In theaters now…
The circle and the saga are now complete.
This week, as consumers of turkey and Black Friday sales take to the malls, we thought we’d add our two cents on the completion of The Hunger Games film franchise. We’ve been a fan of the saga since seeing and reviewing the first film, and the wife and I actually went on to read and review the second and third books prior to the release of the movies.
By now, you’ve probably seen the mixed reviews of Mockingjay Part 2 across the web. Few sequels can make it to a forth movie without wearing out a bit, and the decision to split the third book into two movies was a controversial one among fans.
We maintain the split was warranted, as the final film does a great job of hitting on the vital points in the book. A compression of the final saga would have meant a crucial loss in plot and pacing. That being said, Mockingjay Part 2 doesn’t stand alone, as it jumps right in to an opening scene between Katniss and Peata moments after the end of Part 1.
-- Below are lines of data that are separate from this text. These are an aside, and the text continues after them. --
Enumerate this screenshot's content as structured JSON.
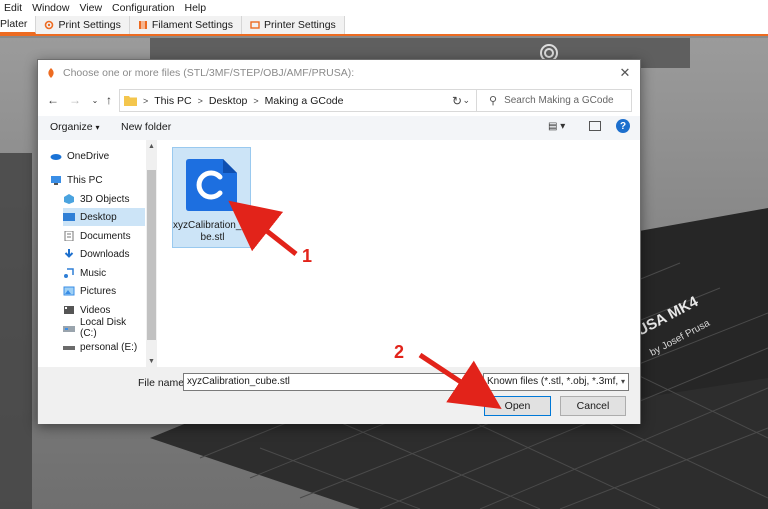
{
  "menubar": {
    "items": [
      "Edit",
      "Window",
      "View",
      "Configuration",
      "Help"
    ]
  },
  "tabs": [
    {
      "label": "Plater",
      "icon": "plater-icon"
    },
    {
      "label": "Print Settings",
      "icon": "gear-icon"
    },
    {
      "label": "Filament Settings",
      "icon": "filament-icon"
    },
    {
      "label": "Printer Settings",
      "icon": "printer-icon"
    }
  ],
  "bed": {
    "brand_text": "USA MK4",
    "sub_text": "by Josef Prusa"
  },
  "dialog": {
    "title": "Choose one or more files (STL/3MF/STEP/OBJ/AMF/PRUSA):",
    "breadcrumb": [
      "This PC",
      "Desktop",
      "Making a GCode"
    ],
    "search_placeholder": "Search Making a GCode",
    "toolbar": {
      "organize": "Organize",
      "new_folder": "New folder"
    },
    "nav": [
      {
        "label": "OneDrive",
        "icon": "cloud-icon",
        "indent": false,
        "selected": false
      },
      {
        "label": "This PC",
        "icon": "computer-icon",
        "indent": false,
        "selected": false
      },
      {
        "label": "3D Objects",
        "icon": "cube-icon",
        "indent": true,
        "selected": false
      },
      {
        "label": "Desktop",
        "icon": "desktop-icon",
        "indent": true,
        "selected": true
      },
      {
        "label": "Documents",
        "icon": "document-icon",
        "indent": true,
        "selected": false
      },
      {
        "label": "Downloads",
        "icon": "download-icon",
        "indent": true,
        "selected": false
      },
      {
        "label": "Music",
        "icon": "music-icon",
        "indent": true,
        "selected": false
      },
      {
        "label": "Pictures",
        "icon": "picture-icon",
        "indent": true,
        "selected": false
      },
      {
        "label": "Videos",
        "icon": "video-icon",
        "indent": true,
        "selected": false
      },
      {
        "label": "Local Disk (C:)",
        "icon": "disk-icon",
        "indent": true,
        "selected": false
      },
      {
        "label": "personal (E:)",
        "icon": "drive-icon",
        "indent": true,
        "selected": false
      }
    ],
    "file": {
      "name": "xyzCalibration_cube.stl",
      "icon": "cura-file-icon"
    },
    "filename_label": "File name:",
    "filename_value": "xyzCalibration_cube.stl",
    "filetype_value": "Known files (*.stl, *.obj, *.3mf, *",
    "open_label": "Open",
    "cancel_label": "Cancel"
  },
  "annotations": {
    "one": "1",
    "two": "2",
    "color": "#e2231a"
  },
  "colors": {
    "accent": "#ed6b21",
    "selection": "#cce4f7",
    "file_icon": "#1d6fe0"
  }
}
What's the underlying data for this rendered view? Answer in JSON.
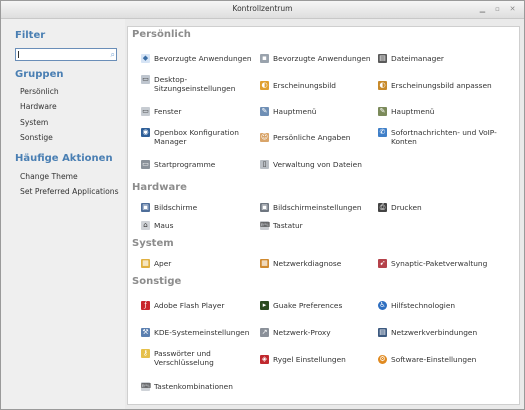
{
  "window": {
    "title": "Kontrollzentrum"
  },
  "sidebar": {
    "filter_heading": "Filter",
    "groups_heading": "Gruppen",
    "groups": [
      "Persönlich",
      "Hardware",
      "System",
      "Sonstige"
    ],
    "actions_heading": "Häufige Aktionen",
    "actions": [
      "Change Theme",
      "Set Preferred Applications"
    ]
  },
  "categories": {
    "personal": "Persönlich",
    "hardware": "Hardware",
    "system": "System",
    "other": "Sonstige"
  },
  "items": {
    "p1": "Bevorzugte Anwendungen",
    "p2": "Bevorzugte Anwendungen",
    "p3": "Dateimanager",
    "p4": "Desktop-Sitzungseinstellungen",
    "p5": "Erscheinungsbild",
    "p6": "Erscheinungsbild anpassen",
    "p7": "Fenster",
    "p8": "Hauptmenü",
    "p9": "Hauptmenü",
    "p10": "Openbox Konfiguration Manager",
    "p11": "Persönliche Angaben",
    "p12": "Sofortnachrichten- und VoIP-Konten",
    "p13": "Startprogramme",
    "p14": "Verwaltung von Dateien",
    "h1": "Bildschirme",
    "h2": "Bildschirmeinstellungen",
    "h3": "Drucken",
    "h4": "Maus",
    "h5": "Tastatur",
    "s1": "Aper",
    "s2": "Netzwerkdiagnose",
    "s3": "Synaptic-Paketverwaltung",
    "o1": "Adobe Flash Player",
    "o2": "Guake Preferences",
    "o3": "Hilfstechnologien",
    "o4": "KDE-Systemeinstellungen",
    "o5": "Netzwerk-Proxy",
    "o6": "Netzwerkverbindungen",
    "o7": "Passwörter und Verschlüsselung",
    "o8": "Rygel Einstellungen",
    "o9": "Software-Einstellungen",
    "o10": "Tastenkombinationen"
  }
}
The darkest of the four, Mockingjay Part 2 brings Katniss into full force against the Capital as the Mockingjay, a post-apocalyptic Joan of Arc. The movie actually does a better job than the final book of driving home the fact that the final invasion of the capital and the war is the final Hunger Games. Some of the subterranean battle scenes under the city between the rebels and monstrosities unleashed by President Snow are reminiscent of the second Aliens film.
The films were shot in rapid succession, allowing them to be released at a pace of nearly one per year. This definitely levels off the look and continuity to the saga, another plus. You’ve got a narrow window when it comes to teen sagas, before your audience outgrows and turns on you…
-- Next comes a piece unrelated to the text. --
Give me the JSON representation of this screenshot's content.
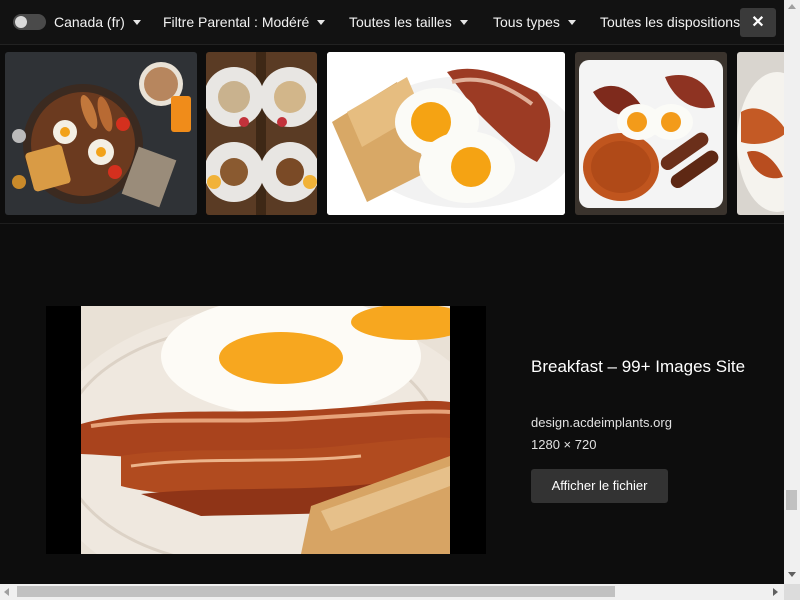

How does the final film compare to the book? District 13 and the final invasion of The Capital are true to Collins’ vision. Trust between Peata and Katniss is strained to the max, as it was in the book. Heck, even the cat survives (spoiler alert), a small but meaningful touch that made it to the big screen.
Overall, the completion of the film saga adds a worthy finale to The Hunger Games universe. Though considered young adult fiction, The Hunger Games series doesn’t back away from tough issues involving loss, betrayal, and doing the right thing in the face of injustice, definitely a message for our times. Like Star Wars, The Hunger Games saga may well be what future generations study when they try to get inside the minds of 21st century humanity.
Is the final Hunger Games movie worth seeing this holiday weekend? We’d say yes, especially if you’re a fan of the film or the franchise. Make sure you watch the first three if you’ve never read the books, and Amazon Prime now has Mockingjay: Part 1 up for viewing.
We’d still like to see the creator of the series authorize more tales from The Hunger Games universe, either at her own hand or by the fans… how about Haymitch’s victory at the 50th Quarter Quell? Over the very first Hunger Games? There’s at least 73 other earlier tales to tell…
It was sad to see it end, but at least the inclusion of a fourth film ended the saga right.